Rio de Janeiro - More than 1,100 workers held under slave-
like conditions in Brazil were freed in the country's largest
operation against forced labour in recent years, according to media
reports Tuesday.
Officers from the Brazilian Labour Ministry and the federal police
raided a sugar cane plantation used in the production of ethanol fuel
in the northern state of Para. Reports said it was the largest such
operation since the so-called razzia system - a fresh commitment by
the government to root out slavery - was introduced in 1995.
The company operating the estate in the town of Ulianopolis, 250
kilometres south of state capital Belem, produces some 40 million
litres of ethanol per year, reports said.
The Brazilian Labour Ministry has also paid out a total of 1.8
million real (940,000 dollars) to the affected workers as
compensation since the raid, which took place some time in late June-
early July.
The men and women freed were held in overcrowded warehouses in the
rainforest.
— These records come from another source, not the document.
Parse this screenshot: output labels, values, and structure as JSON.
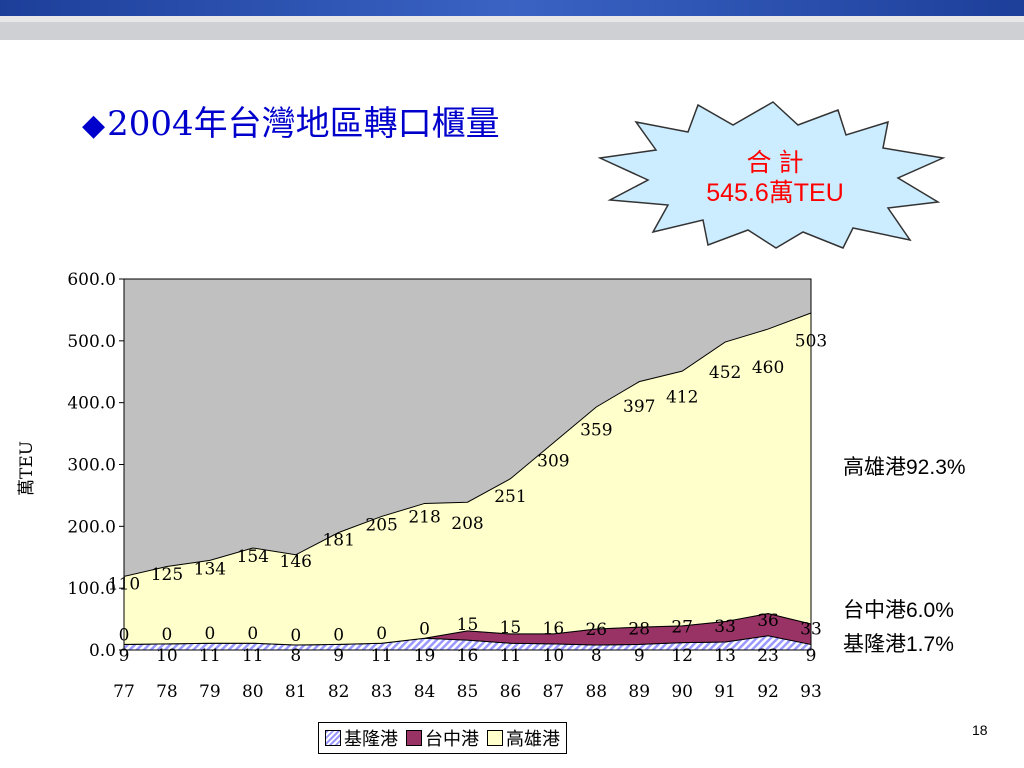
{
  "slide": {
    "title": "2004年台灣地區轉口櫃量",
    "title_bullet": "◆",
    "burst_line1": "合 計",
    "burst_line2": "545.6萬TEU",
    "page_number": "18",
    "share_labels": [
      {
        "key": "kaohsiung",
        "text": "高雄港92.3%"
      },
      {
        "key": "taichung",
        "text": "台中港6.0%"
      },
      {
        "key": "keelung",
        "text": "基隆港1.7%"
      }
    ]
  },
  "colors": {
    "kaohsiung": "#ffffcc",
    "taichung": "#993366",
    "keelung": "#9999ff",
    "plot_bg": "#c0c0c0",
    "burst_fill": "#ccecff",
    "title": "#0000cc"
  },
  "chart_data": {
    "type": "area",
    "stacked": true,
    "title": "",
    "xlabel": "",
    "ylabel": "萬TEU",
    "ylim": [
      0,
      600
    ],
    "yticks": [
      "0.0",
      "100.0",
      "200.0",
      "300.0",
      "400.0",
      "500.0",
      "600.0"
    ],
    "categories": [
      "77",
      "78",
      "79",
      "80",
      "81",
      "82",
      "83",
      "84",
      "85",
      "86",
      "87",
      "88",
      "89",
      "90",
      "91",
      "92",
      "93"
    ],
    "legend_position": "bottom",
    "series": [
      {
        "name": "基隆港",
        "key": "keelung",
        "values": [
          9,
          10,
          11,
          11,
          8,
          9,
          11,
          19,
          16,
          11,
          10,
          8,
          9,
          12,
          13,
          23,
          9
        ],
        "labels": [
          "9",
          "10",
          "11",
          "11",
          "8",
          "9",
          "11",
          "19",
          "16",
          "11",
          "10",
          "8",
          "9",
          "12",
          "13",
          "23",
          "9"
        ]
      },
      {
        "name": "台中港",
        "key": "taichung",
        "values": [
          0,
          0,
          0,
          0,
          0,
          0,
          0,
          0,
          15,
          15,
          16,
          26,
          28,
          27,
          33,
          36,
          33
        ],
        "labels": [
          "0",
          "0",
          "0",
          "0",
          "0",
          "0",
          "0",
          "0",
          "15",
          "15",
          "16",
          "26",
          "28",
          "27",
          "33",
          "36",
          "33"
        ]
      },
      {
        "name": "高雄港",
        "key": "kaohsiung",
        "values": [
          110,
          125,
          134,
          154,
          146,
          181,
          205,
          218,
          208,
          251,
          309,
          359,
          397,
          412,
          452,
          460,
          503
        ],
        "labels": [
          "110",
          "125",
          "134",
          "154",
          "146",
          "181",
          "205",
          "218",
          "208",
          "251",
          "309",
          "359",
          "397",
          "412",
          "452",
          "460",
          "503"
        ]
      }
    ]
  }
}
The estate owner used a method frequent in Brazil - he
sold the workers clothes, work equipment, food and medicine at prices
well above their market value, so that they were ever more in debt
and ultimately became entirely dependent on their master.
The available drinking water was dirty and tasted like rust, the
Labour Ministry said. There were no sanitation facilities in the
plantation, and the working day went from 4 am to 5:30 pm.
In 2006, 3,308 men, women and children were freed from slave-like
working conditions throughout Brazil.
The International Labour Organization (ILO) estimates that 25,000-
40,000 people are subjected to such forced labour in Brazil, where
slavery was officially abolished in 1888.